Entropy-based subset selection principal component analysis for diabetes risk factor identification

Diabetes is one of the most common diseases, with an estimated 10% of the population suffering from this disease. Therefore, it is important to be able to identify the symptoms of this disease as early as possible before the patient's condition worsens and requires more expensive medical treatment.

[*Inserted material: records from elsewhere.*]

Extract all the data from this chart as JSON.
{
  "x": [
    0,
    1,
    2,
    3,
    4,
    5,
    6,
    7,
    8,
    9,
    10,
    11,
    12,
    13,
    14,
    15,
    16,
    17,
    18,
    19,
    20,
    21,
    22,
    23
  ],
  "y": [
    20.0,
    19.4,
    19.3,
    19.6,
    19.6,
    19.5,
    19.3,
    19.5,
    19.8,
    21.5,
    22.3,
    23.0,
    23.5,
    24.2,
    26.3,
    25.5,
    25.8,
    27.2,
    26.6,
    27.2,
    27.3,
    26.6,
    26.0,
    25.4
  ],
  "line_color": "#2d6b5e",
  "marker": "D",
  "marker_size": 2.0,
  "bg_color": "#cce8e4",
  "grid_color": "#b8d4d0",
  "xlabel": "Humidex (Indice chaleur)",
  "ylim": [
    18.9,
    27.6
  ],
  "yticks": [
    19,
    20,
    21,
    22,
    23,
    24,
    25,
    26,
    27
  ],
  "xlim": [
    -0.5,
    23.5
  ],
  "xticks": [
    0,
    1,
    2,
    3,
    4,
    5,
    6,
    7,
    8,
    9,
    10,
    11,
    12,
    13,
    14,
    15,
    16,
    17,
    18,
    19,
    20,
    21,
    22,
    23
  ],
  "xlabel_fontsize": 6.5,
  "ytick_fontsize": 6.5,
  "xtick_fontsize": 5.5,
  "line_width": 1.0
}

We aimed to study whether the entropy-based subset selection principal component analysis (E-ss PCA) can diagnose if a person is diabetic. The E-ss PCA is a novel machine learning method that can identify important parameters from a dataset. The E-ss PCA method was originally developed to fix the linearity problem that occurred when the principal component could not be written as the linear combination of the original parameters. Through the process, the E-ss PCA generates subsets of data that guarantee the linearity of variables of the subset. Via the E-ss PCA algorithm, we aim to verify which diabetic risk factors, such as pregnancy, triceps skinfold thickness, Body Mass Index (BMI), pedigree function, and age, are significant. Based on a dataset of diabetes patients from the United States National Institute of Diabetes and Digestive and Kidney Diseases, the E-ss PCA method was able to predict whether a person has diabetes or not with an average accuracy of 97.30%, which is higher than the classical PCA with an average accuracy of 94.45%. Furthermore, the proposed algorithm identified that the risk factors that accurately predict diabetes are BMI, triceps skin fold thickness, and blood pressure.